In June 2025, tragedy struck again: Air India Flight 171 crashed shortly after takeoff from Ahmedabad, killing 260 people, including 19 on the ground. Among the 242 passengers and crew on board, there was only one survivor—Vishwashkumar Ramesh. Many British citizens and one Portuguese were among the dead.
According to early U.S. assessments, cockpit voice recordings suggest the captain may have shut off the fuel supply moments after takeoff, prompting the first officer to panic. If confirmed, this devastating act echoes a hauntingly similar tragedy from a decade earlier.
In 2015, German co-pilot Andreas Lubitz deliberately crashed a Germanwings plane into the French Alps, killing 149 passengers and himself. Investigations revealed he had been under psychiatric care and taking medication for depression. I wrote about it then, shortly after being the target of psychological warfare in the workplace. What I saw in Lubitz's story, I recognized in those around me: people suffering from deep emotional wounds, misdiagnosed and misunderstood by a society that fears real feeling more than death itself.

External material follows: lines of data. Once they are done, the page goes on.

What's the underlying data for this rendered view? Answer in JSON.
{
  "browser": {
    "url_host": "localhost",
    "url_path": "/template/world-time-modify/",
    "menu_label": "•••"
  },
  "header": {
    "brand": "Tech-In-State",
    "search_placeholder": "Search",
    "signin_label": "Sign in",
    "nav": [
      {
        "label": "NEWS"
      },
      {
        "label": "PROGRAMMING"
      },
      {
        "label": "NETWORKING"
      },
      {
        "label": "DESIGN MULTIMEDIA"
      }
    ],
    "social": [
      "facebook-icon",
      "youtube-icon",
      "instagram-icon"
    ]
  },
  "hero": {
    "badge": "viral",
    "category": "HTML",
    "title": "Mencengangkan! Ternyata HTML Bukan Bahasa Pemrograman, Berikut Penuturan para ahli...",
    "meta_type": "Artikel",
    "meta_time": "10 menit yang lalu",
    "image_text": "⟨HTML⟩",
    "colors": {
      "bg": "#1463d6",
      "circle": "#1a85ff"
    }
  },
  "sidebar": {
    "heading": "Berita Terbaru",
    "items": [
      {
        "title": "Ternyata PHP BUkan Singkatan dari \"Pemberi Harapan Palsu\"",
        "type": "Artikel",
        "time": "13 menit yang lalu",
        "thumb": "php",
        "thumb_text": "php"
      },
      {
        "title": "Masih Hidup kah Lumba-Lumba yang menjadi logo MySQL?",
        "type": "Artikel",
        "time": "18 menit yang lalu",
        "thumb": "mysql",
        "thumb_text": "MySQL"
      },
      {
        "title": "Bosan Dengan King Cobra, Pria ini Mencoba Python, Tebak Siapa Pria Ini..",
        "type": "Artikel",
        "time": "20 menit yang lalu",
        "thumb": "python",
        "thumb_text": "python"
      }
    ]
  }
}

“Going to see a psychiatric doctor was his biggest mistake,” I wrote at the time. “What he needed was a true enlightened witness to help him see and understand the real roots of his depression and despair.”

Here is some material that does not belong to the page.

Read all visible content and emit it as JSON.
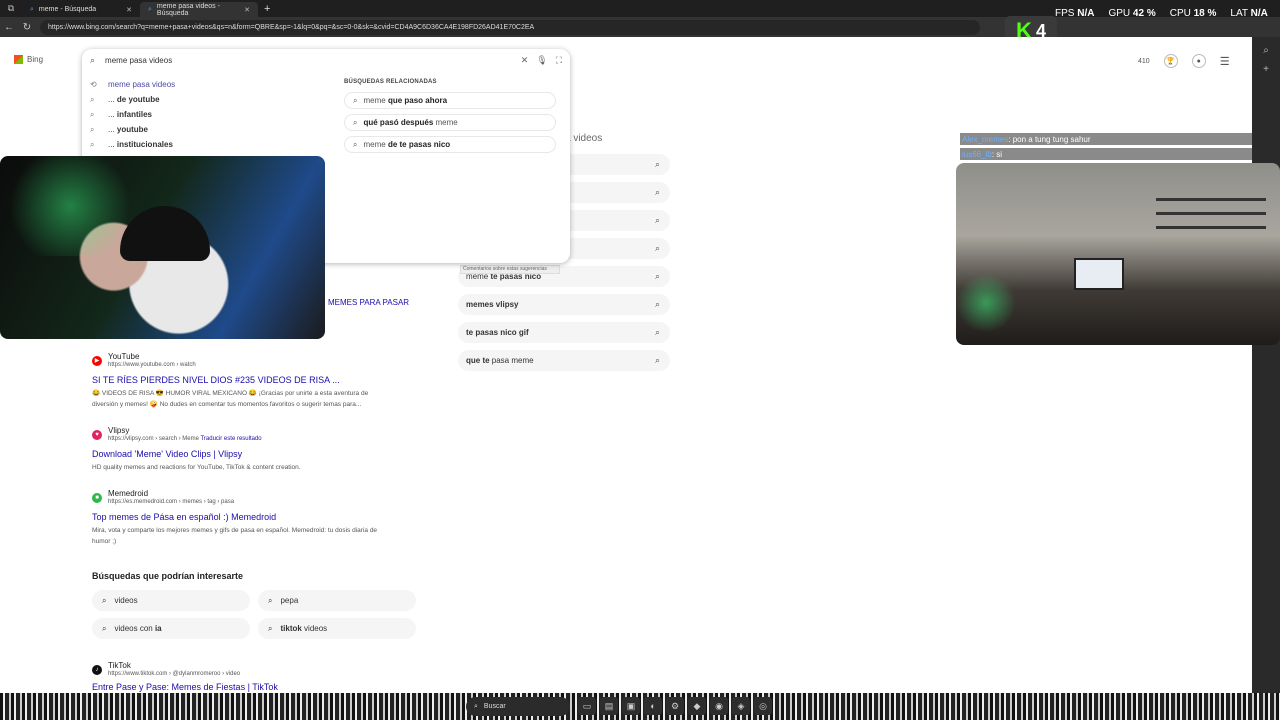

Instead, like so many others, he was numbed. Sedated. Told to adjust to a world that had crushed his inner child. And that child—still carrying the pain of unmet needs and unresolved trauma—finally erupted in an irreversible way.
Alice Miller once said of another tragedy:
“The Virginia Tech story is a flight from the own history with the help of drugs. They only help to flee and not to see.”
That sentence has stayed with me for years.
We may never know exactly what drove the Air India pilot to make such a fateful decision, but we must begin to see these tragedies not as isolated incidents, but as symptoms of a much deeper societal illness. Unresolved childhood trauma, when compounded by present-day stress and isolation, becomes a volatile force. And in a profession like aviation—where stoicism is prized and vulnerability is taboo—there is rarely space to process emotional pain.
Medication, accolades, and professional success cannot fill the void of unmet childhood needs. If anything, they reinforce the emotional prison. The truth is: unacknowledged pain doesn’t disappear—it festers, it reenacts, it destroys.
We need a culture where authentic emotional awareness is not feared or pathologized, but recognized as a path to healing and prevention. Not only for those who suffer, but for everyone who unknowingly shares their flight.
Until that happens, more lives will be lost—not only in the skies, but in homes, workplaces, schools, and quiet corners of society where the screams of the inner child remain unheard.